08-21-2014 12:45 PM
In my project, I have found that MBR seems to be quite good at identifying my rare event phenomena. From what I have read in the literature, MBR is a nearest neighbor approach, that when dealing with rare events needs boosting/oversampling for training data. People also say that it prefers uncorrelated input variables, and that range scaling is needed. I assume the range scaling is so that variables with a wide range of values do not dominate the decisions by virtue of their size.
Can you tell me if MBR takes care of the range scaling, and also removing or diminishing the influence of highly correlated variables? If it does not, then I will need to do extra work to identify these issues and rescale first, or remove via the metadata node. Thanks for any information!
09-02-2014 10:48 AM
Your reasoning as to why range scaling is needed is correct - variables with larger ranges will dominate a nearest neighbor approach. The MBR node does not do any range scaling of your data, so you will need to handle this portion of the process external to the MBR node. You can range scale interval data by using the Transform Variables Node, and for the "Interval Inputs" property, select "Range."

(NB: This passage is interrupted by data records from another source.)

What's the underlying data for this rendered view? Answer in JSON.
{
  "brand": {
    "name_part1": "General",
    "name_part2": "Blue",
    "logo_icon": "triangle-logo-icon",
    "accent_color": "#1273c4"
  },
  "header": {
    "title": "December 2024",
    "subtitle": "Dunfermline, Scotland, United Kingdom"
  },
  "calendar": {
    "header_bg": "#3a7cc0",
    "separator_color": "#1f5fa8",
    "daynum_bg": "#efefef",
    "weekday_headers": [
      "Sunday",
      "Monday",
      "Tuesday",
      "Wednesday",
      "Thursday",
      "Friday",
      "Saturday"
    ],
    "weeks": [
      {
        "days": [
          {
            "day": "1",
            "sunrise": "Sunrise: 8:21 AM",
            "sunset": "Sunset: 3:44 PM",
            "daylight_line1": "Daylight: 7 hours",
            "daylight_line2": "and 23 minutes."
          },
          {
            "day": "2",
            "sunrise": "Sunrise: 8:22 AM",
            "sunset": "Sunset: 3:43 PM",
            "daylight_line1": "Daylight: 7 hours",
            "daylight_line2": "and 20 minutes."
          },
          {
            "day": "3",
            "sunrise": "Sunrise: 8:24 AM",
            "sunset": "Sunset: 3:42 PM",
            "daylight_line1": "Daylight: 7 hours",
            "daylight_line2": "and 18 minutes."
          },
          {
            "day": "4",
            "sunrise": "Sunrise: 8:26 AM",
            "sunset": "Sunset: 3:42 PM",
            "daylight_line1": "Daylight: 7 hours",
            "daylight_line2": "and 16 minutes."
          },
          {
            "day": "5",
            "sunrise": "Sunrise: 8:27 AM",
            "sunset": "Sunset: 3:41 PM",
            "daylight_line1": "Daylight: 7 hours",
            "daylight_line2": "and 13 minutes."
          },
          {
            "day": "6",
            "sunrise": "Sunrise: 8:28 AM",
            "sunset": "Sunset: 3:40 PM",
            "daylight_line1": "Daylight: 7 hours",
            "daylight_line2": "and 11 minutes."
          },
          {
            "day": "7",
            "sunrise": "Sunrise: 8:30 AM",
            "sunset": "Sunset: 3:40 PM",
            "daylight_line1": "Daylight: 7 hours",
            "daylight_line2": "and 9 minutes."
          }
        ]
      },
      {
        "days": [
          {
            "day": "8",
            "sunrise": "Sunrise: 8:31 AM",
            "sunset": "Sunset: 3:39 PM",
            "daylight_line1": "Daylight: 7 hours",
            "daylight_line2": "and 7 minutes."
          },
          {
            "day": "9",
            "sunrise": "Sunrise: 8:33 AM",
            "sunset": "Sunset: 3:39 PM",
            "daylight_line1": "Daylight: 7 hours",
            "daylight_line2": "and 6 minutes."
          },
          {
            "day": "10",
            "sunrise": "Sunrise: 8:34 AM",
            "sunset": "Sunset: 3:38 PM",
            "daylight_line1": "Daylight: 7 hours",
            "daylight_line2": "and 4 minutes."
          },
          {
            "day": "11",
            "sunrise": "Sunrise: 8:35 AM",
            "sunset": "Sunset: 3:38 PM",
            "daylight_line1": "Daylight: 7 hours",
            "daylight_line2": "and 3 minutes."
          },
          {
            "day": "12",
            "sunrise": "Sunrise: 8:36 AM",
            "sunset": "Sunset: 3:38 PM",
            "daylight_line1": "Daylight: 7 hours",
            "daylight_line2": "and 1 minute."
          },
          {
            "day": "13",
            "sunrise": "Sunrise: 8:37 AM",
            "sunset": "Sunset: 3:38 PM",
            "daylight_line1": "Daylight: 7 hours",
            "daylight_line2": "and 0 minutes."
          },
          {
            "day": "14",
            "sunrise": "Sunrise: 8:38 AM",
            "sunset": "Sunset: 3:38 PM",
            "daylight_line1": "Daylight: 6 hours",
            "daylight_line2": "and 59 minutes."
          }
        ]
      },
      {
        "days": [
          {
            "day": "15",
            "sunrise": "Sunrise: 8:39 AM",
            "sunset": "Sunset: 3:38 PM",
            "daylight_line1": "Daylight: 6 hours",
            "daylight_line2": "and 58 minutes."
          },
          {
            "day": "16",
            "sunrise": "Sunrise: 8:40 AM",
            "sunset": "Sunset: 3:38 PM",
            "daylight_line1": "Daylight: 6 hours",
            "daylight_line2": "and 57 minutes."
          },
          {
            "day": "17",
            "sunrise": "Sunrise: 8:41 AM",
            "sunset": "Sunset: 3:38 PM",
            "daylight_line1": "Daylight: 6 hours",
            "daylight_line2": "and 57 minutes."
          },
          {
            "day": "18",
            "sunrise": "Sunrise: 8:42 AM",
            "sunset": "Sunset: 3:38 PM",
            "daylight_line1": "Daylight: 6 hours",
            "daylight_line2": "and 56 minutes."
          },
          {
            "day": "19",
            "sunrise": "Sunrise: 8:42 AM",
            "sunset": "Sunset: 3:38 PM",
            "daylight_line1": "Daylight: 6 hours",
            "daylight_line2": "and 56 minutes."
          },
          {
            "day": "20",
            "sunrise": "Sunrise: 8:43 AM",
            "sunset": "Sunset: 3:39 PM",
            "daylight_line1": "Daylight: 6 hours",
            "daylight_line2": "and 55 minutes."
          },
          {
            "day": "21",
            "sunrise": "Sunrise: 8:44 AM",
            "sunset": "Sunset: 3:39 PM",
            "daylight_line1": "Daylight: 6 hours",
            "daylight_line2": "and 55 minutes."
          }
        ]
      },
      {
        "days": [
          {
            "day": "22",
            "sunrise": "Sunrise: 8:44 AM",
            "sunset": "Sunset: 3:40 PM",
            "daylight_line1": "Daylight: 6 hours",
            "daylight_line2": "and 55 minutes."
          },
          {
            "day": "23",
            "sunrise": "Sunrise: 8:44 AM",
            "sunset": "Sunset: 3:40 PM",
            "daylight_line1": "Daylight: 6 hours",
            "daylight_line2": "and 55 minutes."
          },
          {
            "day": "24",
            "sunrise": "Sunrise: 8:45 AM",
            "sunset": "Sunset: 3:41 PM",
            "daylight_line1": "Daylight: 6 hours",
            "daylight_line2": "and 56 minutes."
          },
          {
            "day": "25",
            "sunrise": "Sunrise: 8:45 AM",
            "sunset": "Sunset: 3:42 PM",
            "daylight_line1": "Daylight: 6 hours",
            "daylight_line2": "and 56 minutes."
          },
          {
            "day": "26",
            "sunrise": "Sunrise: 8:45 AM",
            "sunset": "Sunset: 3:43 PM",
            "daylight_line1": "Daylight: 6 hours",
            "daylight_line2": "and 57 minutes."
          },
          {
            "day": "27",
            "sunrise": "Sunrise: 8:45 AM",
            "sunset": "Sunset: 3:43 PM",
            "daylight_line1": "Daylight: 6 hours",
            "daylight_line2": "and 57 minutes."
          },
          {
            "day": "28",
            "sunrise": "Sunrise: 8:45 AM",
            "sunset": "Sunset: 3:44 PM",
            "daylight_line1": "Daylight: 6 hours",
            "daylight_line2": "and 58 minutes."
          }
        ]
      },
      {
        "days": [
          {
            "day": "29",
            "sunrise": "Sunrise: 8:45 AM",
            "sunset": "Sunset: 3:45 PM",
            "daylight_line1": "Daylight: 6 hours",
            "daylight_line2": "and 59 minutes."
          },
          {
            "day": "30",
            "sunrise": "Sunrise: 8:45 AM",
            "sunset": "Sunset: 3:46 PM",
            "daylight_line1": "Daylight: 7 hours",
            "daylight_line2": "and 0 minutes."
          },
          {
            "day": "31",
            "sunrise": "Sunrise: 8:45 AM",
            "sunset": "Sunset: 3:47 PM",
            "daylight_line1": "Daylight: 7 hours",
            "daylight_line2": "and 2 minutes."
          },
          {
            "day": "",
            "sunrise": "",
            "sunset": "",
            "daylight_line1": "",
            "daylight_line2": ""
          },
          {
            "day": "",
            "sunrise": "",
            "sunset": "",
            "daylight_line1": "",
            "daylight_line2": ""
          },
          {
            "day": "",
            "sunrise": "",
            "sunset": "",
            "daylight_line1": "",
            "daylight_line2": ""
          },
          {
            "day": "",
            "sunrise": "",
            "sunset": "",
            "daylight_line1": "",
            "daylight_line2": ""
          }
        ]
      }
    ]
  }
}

As for correlated variables, there are two answers... the MBR can weight based off of correlation with the target, but the MBR will NOT handle correlation between input variables.
Each input variable is weighted by the absolute value of the correlation to the target variable. This will only apply in cases of interval targets or binary targets (nominal targets will multiple levels will NOT have a weighting based off of correlation). The "Weighted" property on the MBR Node controls whether you want weighting or not. This is different than your question, which I think is asking about correlated input variables.
You are correct that having highly correlated input variables will skew the nearest neighbor results towards favoring the underlying mechanism. This is most likely a problem though, only if the variables are highly correlated. Highly correlated input variables affect more methods than just the MBR, so I would recommend that you always consider handling correlated variables.
You can use the StatExplore node in Enterprise Miner to determine correlations, and then use the Metadata Node to reject some of these correlated variables.
I hope this helps!